Menurut pemuda setempat, Nasrul, 30 tahun, yang selama
ini berguru pada Puang Upe’, dalam mangota
dan mappanre lise’, bissu menyiapkan sarung dan benno berre’ (sanggrai beras) untuk
upacara tersebut. Sarung akan dibentuk jadi wadah untuk sanggrai beras lalu diletakkan
di atas perut si perempuan. Konon, bila terjadi komunikasi antara bissu dan roh
yang diajak berbicara, wadah sarung dan sanggrai akan bergerak tak berhenti.
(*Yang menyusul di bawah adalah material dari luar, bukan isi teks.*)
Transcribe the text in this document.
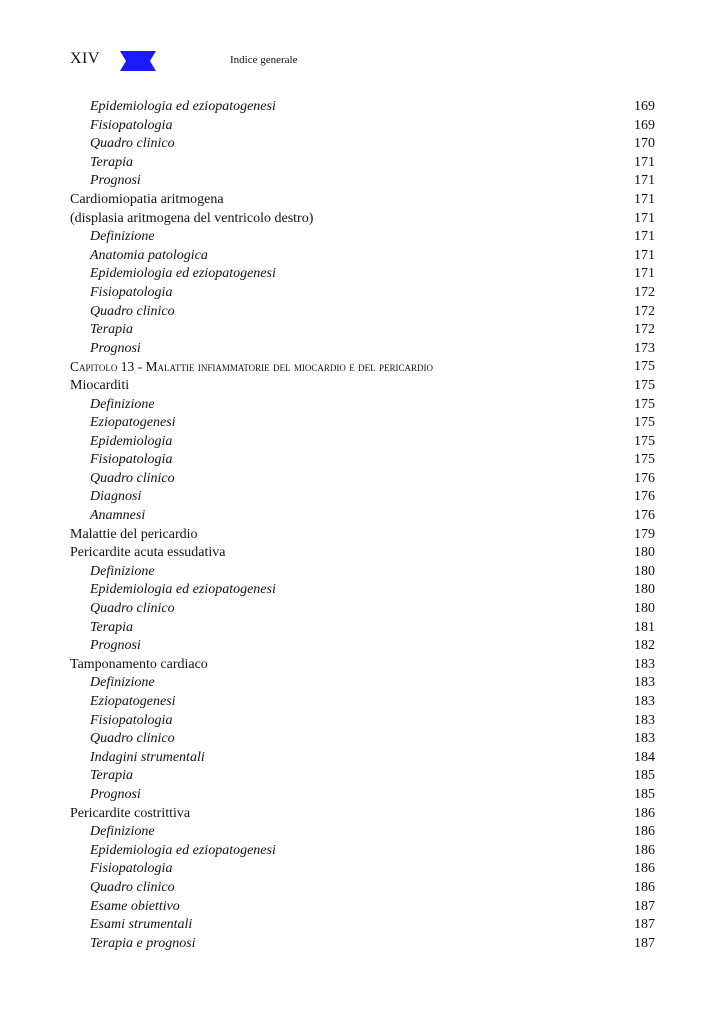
XIV	Indice generale
Epidemiologia ed eziopatogenesi	169
Fisiopatologia	169
Quadro clinico	170
Terapia	171
Prognosi	171
Cardiomiopatia aritmogena	171
(displasia aritmogena del ventricolo destro)	171
Definizione	171
Anatomia patologica	171
Epidemiologia ed eziopatogenesi	171
Fisiopatologia	172
Quadro clinico	172
Terapia	172
Prognosi	173
Capitolo 13 - Malattie infiammatorie del miocardio e del pericardio	175
Miocarditi	175
Definizione	175
Eziopatogenesi	175
Epidemiologia	175
Fisiopatologia	175
Quadro clinico	176
Diagnosi	176
Anamnesi	176
Malattie del pericardio	179
Pericardite acuta essudativa	180
Definizione	180
Epidemiologia ed eziopatogenesi	180
Quadro clinico	180
Terapia	181
Prognosi	182
Tamponamento cardiaco	183
Definizione	183
Eziopatogenesi	183
Fisiopatologia	183
Quadro clinico	183
Indagini strumentali	184
Terapia	185
Prognosi	185
Pericardite costrittiva	186
Definizione	186
Epidemiologia ed eziopatogenesi	186
Fisiopatologia	186
Quadro clinico	186
Esame obiettivo	187
Esami strumentali	187
Terapia e prognosi	187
Puang Upe’ pun sesekali diminta menjadi ‘pawang
hujan’. Namun untuk tugas ini ia tidak turun langsung. Puang Upe’ hanya
mengajarkan pada si pelaksana pesta beberapa laku dan bacaan-bacaan. Tentu
saja, kata Puang Upe’, ada yang gagal karena sangat bergantung pada orang yang
diajari apa percaya atau tidak.
Dalam kehidupan sehari-hari, Puang Upe’ menjadi
pelindung bagi para calabai. Bahkan,
berdasarkan pengakuan Puang Upe’, seluruh waria di Kecamatan Segeri
mencantumkan ‘bissu’ untuk keterangan ‘pekerjaan’ mereka. “Saya pernah
dihubungi Haji Susan (Ketua Waria Pangkep) kalau banyak waria dari Segeri
menulis di kartu anggotanya. Dia tanya, bagaimana dengan ini. Saya bilang tidak
apa-apa. Yang penting mereka tidak berbuat macam-macam,” cerita Puang Upe.
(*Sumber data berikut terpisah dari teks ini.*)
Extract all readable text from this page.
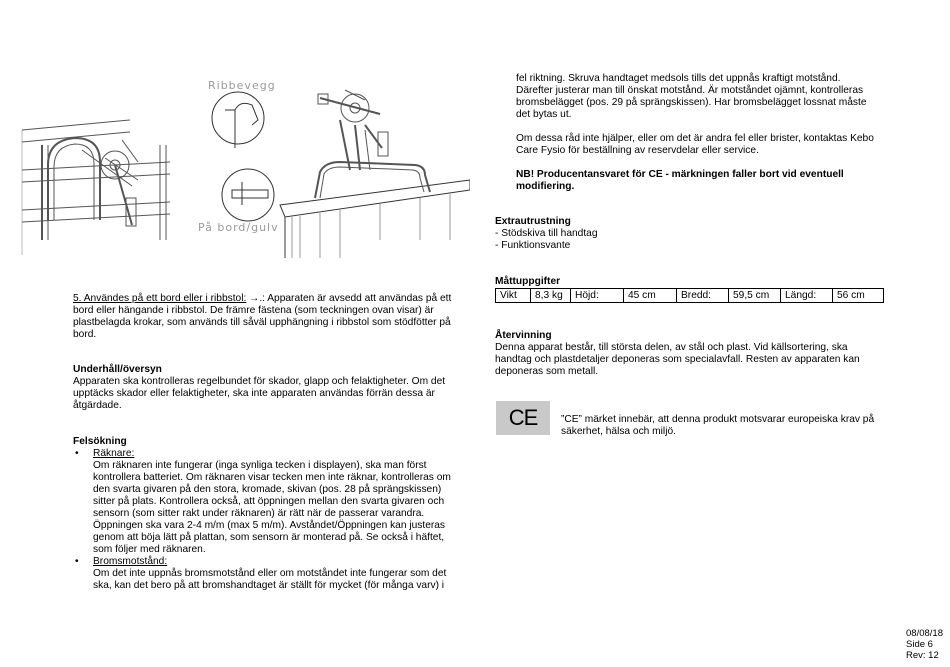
Ribbevegg
På bord/gulv

5. Användes på ett bord eller i ribbstol: →.: Apparaten är avsedd att användas på ett bord eller hängande i ribbstol. De främre fästena (som teckningen ovan visar) är plastbelagda krokar, som används till såväl upphängning i ribbstol som stödfötter på bord.

Underhåll/översyn

Apparaten ska kontrolleras regelbundet för skador, glapp och felaktigheter. Om det upptäcks skador eller felaktigheter, ska inte apparaten användas förrän dessa är åtgärdade.

Felsökning

• Räknare:
Om räknaren inte fungerar (inga synliga tecken i displayen), ska man först kontrollera batteriet. Om räknaren visar tecken men inte räknar, kontrolleras om den svarta givaren på den stora, kromade, skivan (pos. 28 på sprängskissen) sitter på plats. Kontrollera också, att öppningen mellan den svarta givaren och sensorn (som sitter rakt under räknaren) är rätt när de passerar varandra. Öppningen ska vara 2-4 m/m (max 5 m/m). Avståndet/Öppningen kan justeras genom att böja lätt på plattan, som sensorn är monterad på. Se också i häftet, som följer med räknaren.
• Bromsmotstånd:
Om det inte uppnås bromsmotstånd eller om motståndet inte fungerar som det ska, kan det bero på att bromshandtaget är ställt för mycket (för många varv) i

fel riktning. Skruva handtaget medsols tills det uppnås kraftigt motstånd. Därefter justerar man till önskat motstånd. Är motståndet ojämnt, kontrolleras bromsbelägget (pos. 29 på sprängskissen). Har bromsbelägget lossnat måste det bytas ut.

Om dessa råd inte hjälper, eller om det är andra fel eller brister, kontaktas Kebo Care Fysio för beställning av reservdelar eller service.

NB! Producentansvaret för CE - märkningen faller bort vid eventuell modifiering.

Extrautrustning

- Stödskiva till handtag

- Funktionsvante

Måttuppgifter

Vikt	8,3 kg	Höjd:	45 cm	Bredd:	59,5 cm	Längd:	56 cm

Återvinning

Denna apparat består, till största delen, av stål och plast. Vid källsortering, ska handtag och plastdetaljer deponeras som specialavfall. Resten av apparaten kan deponeras som metall.

CE ”CE” märket innebär, att denna produkt motsvarar europeiska krav på säkerhet, hälsa och miljö.

08/08/18
Side 6
Rev: 12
Lelaki asli Segeri ini mengaku, kerap mendengar perbincangan
kalangan waria bila sedang membincangkan lelaki yang mereka sukai. Salah seorang
anak kerabatnya yang disebutnya sebagai ‘cucu’ bahkan ada yang pernah menjadi
waria. Namun cucunya itu kemudian menikah tak lama setelah pulang dari Makkah
berhaji. Sayangnya, cucunya itu bercerai beberapa waktu kemudian dan tak punya
anak. Tapi, berdasarkan pengakuan Puang Upe’, sebagai bissu, hasratnya terhadap sesama jenis memang tidak ada. “Ya tidak
bisa sama sekali. Memang lain kalau bissu,
Nak,” terangnya. Suaranya terdengar merendah.
Wibawa Puang Upe’ seperti tameng bagi kaum wadam.
Dalam sebuah porseni waria di Bulukumba beberapa waktu lalu, kalangan agamawan
menggelar demonstrasi terhadap kegiatan kalangan ini. Apalagi Bulukumba dikenal
sebagai kabupaten yang menerapkan peraturan daerah berorientasi syariat Islam. Puang
Upe’ maju menghadapi para demonstran itu. Untungnya, kericuhan antara kedua
kubu kemudian bisa ditangani pihak keamanan.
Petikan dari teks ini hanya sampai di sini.